The number 0.17 printed on a microscope objective refers to the recommended coverslip thickness in millimeters, which is the substrate the objective was optically corrected to image through. High-NA objectives are engineered around this specification, with internal lens elements calculated to compensate for the refraction introduced by 0.17mm of borosilicate glass. Using a substrate of different thickness or refractive index introduces spherical aberration that the objective cannot correct for independently.

What happens if I use the wrong coverslip thickness?
Using a substrate thicker, thinner, or more variable than 0.17mm introduces spherical aberration. This is a condition where light rays entering the objective at different angles focus at slightly different points. The practical consequences include reduced lateral and axial resolution, loss of signal intensity, increased background, and focal plane shift. These effects are most severe at high numerical apertures, where the objective's correction is most tightly coupled to the substrate specification.

Can I use a correction collar to compensate for plastic dish thickness?
No, not effectively. Correction collars can compensate for substrate thickness variation within a limited range, typically 0.14mm to 0.20mm. Standard plastic dishes have a base thickness of 1mm to 2mm, which is far outside this range and cannot be corrected. Additionally, correction collars do not address refractive index mismatch, and polystyrene has a refractive index of approximately 1.59 compared to 1.515 for borosilicate glass, a deviation that persists regardless of collar adjustment.

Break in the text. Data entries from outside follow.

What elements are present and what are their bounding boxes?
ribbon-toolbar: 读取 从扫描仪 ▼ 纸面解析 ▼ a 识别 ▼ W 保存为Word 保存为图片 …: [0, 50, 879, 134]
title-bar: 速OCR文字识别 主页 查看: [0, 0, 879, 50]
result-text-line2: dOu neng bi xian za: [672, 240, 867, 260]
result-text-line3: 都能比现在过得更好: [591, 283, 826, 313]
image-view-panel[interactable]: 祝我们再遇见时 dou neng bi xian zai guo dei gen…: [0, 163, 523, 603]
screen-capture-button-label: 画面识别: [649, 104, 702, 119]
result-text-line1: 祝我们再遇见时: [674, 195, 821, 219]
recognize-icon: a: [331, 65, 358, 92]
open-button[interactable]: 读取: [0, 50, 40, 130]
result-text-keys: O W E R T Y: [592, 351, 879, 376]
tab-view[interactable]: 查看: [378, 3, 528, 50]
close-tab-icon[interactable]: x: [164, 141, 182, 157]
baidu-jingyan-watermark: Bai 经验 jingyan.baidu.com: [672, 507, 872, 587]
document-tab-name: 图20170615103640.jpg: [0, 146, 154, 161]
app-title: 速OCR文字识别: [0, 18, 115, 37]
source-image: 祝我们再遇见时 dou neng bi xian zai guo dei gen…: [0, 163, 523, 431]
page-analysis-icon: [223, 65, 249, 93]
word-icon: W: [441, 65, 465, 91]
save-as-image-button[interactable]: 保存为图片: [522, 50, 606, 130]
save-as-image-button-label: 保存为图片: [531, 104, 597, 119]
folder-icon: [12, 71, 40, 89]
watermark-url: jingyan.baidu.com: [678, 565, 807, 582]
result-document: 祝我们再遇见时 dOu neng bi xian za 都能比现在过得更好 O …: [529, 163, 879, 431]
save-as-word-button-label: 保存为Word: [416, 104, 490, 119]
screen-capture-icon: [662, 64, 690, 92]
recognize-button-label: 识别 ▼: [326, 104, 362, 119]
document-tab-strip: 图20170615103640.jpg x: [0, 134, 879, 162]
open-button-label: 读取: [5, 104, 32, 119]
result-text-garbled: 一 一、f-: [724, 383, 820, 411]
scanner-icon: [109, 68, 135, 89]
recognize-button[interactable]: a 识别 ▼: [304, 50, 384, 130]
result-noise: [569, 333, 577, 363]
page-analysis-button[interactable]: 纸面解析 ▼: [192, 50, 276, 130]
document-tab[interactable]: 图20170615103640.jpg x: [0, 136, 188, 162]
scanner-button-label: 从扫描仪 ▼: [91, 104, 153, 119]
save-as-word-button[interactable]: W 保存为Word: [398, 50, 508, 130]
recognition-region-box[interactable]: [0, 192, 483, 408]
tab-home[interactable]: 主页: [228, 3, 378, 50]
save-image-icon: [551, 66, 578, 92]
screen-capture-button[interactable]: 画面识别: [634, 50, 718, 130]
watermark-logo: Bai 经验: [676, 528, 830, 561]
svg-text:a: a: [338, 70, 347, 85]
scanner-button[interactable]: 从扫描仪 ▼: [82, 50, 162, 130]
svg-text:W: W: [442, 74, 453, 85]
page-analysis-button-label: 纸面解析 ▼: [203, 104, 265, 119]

Why do oil immersion objectives require coverslip-thickness glass?
Oil immersion objectives are designed around a specific refractive index match between the immersion oil (n ≈ 1.515) and borosilicate glass (n ≈ 1.515). This matching minimizes refraction at the objective-to-substrate interface and allows the objective's internal correction to function as intended. When the substrate material deviates from borosilicate glass in either thickness or refractive index, the match breaks down and spherical aberration increases. Oil immersion objectives operate at the highest numerical apertures and are therefore the most sensitive to this deviation.

Are glass bottom dishes compatible with apochromat objectives?
Yes, provided the glass bottom is manufactured to coverslip thickness (~170 µm) with the correct refractive index. FluoroDish™ meets both specifications, making it fully compatible with plan-apochromat objectives including oil immersion lenses used for confocal, TIRF, and super-resolution microscopy. No correction collar adjustment is required.

Does coverslip thickness affect all microscopy techniques equally?
No. Lower magnification, lower-NA techniques are relatively tolerant of substrate thickness variation. The specification becomes critical for high-NA oil immersion objectives used in confocal microscopy, TIRF, super-resolution techniques, and detailed fluorescence imaging. These techniques operate at the resolution limits defined by the objective's NA, and spherical aberration from incorrect substrate thickness directly reduces the resolution and signal quality achievable at those limits.